Complete hormonal assays that consisted of follicle-stimulating hormone, luteinizing hormone, thyroid-stimulating hormone, prolactin, progesterone, 17-β-estradiol, 17-OH-progesterone, testosterone, androstenedione, dehydroepiandrosterone sulfate, and sex-hormone binding globulin were evaluated as previously reported. The homeostasis model of assessment (fasting glucose [millimoles per liter] × fasting insulin (microunits per milliliter) 22.5], the fasting glucose-to-insulin ratio (milligrams per 10 –4 units), and the free androgen index (testosterone [nanomoles per liter]/sex-hormone binding globulin × 100]) were calculated in each subject.


The subjects were allocated randomly into 2 treatment arms of 25 patients each (groups A and B). The randomization was achieved with online software ( www.randomization.it ) to generate a random allocation sequence in single block as the method of restriction. The random allocation sequence was concealed in sealed dark envelopes until the interventions were assigned.


Group A underwent LOD followed by 6 cycles of observation; group B received CC plus metformin for 6 cycles.


LOD procedures were performed by experienced operators. Briefly, according to ovary size, 3-6 punctures of approximately 3 mm diameter and approximately 4-5 mm in depth were performed on each ovary by insertion of an insulated needle cautery of 36 mm as perpendicularly as possible to the ovarian surface with a cutting current of 100-W power. Then, the needle was activated for 2-3 seconds on each point with a coagulating current of 40-W power. At completion of the procedure, the ovarian surface was washed with a crystalloid solution, and all injured areas were covered completely with hyaluronic acid gel to avoid ovarian adhesion formation. Based on clinical conditions, patients were discharged either the same day of the surgical procedure or postoperative day 1.

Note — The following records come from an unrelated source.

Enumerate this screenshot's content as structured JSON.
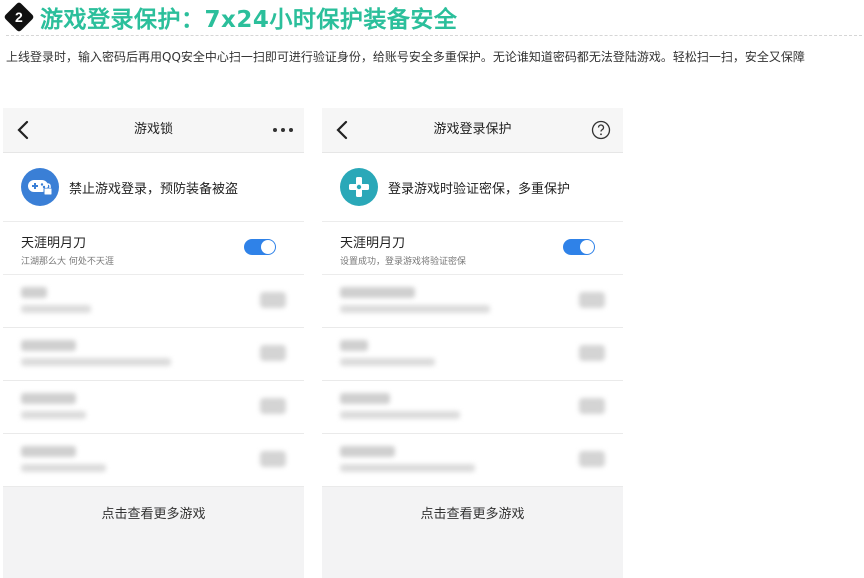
{
  "header": {
    "number": "2",
    "title": "游戏登录保护：7x24小时保护装备安全",
    "description": "上线登录时，输入密码后再用QQ安全中心扫一扫即可进行验证身份，给账号安全多重保护。无论谁知道密码都无法登陆游戏。轻松扫一扫，安全又保障"
  },
  "phones": [
    {
      "nav_title": "游戏锁",
      "right_icon": "more-icon",
      "banner_icon": "gamepad-lock-icon",
      "banner_color": "#3a7fd6",
      "banner_text": "禁止游戏登录，预防装备被盗",
      "game_name": "天涯明月刀",
      "game_sub": "江湖那么大 何处不天涯",
      "toggle_on": true,
      "footer": "点击查看更多游戏"
    },
    {
      "nav_title": "游戏登录保护",
      "right_icon": "help-icon",
      "banner_icon": "dpad-icon",
      "banner_color": "#2aa8b8",
      "banner_text": "登录游戏时验证密保，多重保护",
      "game_name": "天涯明月刀",
      "game_sub": "设置成功，登录游戏将验证密保",
      "toggle_on": true,
      "footer": "点击查看更多游戏"
    }
  ]
}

CC was administered with a classic incremental regimen that was similar to those used in the prestudy phase (detailed earlier).


Metformin was started from day 1 of a progesterone-induced withdrawal bleeding with a dose of 850 mg (1 tablet daily), and the dosage was increased after 1 week up to 1700 mg/day (2 tablets daily). Metformin was taken before lunch during the first week and thereafter before lunch and dinner. All subjects who became pregnant throughout the study suspended metformin.


In this study, no drugs to trigger ovulation were used. All subjects, in the absence of spontaneous withdrawal bleeding after 35 days from last progesterone-induced uterine bleeding and after exclusion of a pregnancy with a serum β-human chorionic gonadotropin assay, received a further dose of 100 mg natural progesterone intramuscularly.


Throughout the study, all subjects were advised not to diet or modify physical activity; to the contrary, they were instructed to follow their usual diet and physical activity.


Follicle growth was not monitored. However, each patient was motivated and instructed to have sexual intercourse regularly. Specifically, it was suggested to have intercourse at least 4 times per cycle (intercourse once every 3 days) starting on day 9 after the progesterone-induced or spontaneous uterine bleedings.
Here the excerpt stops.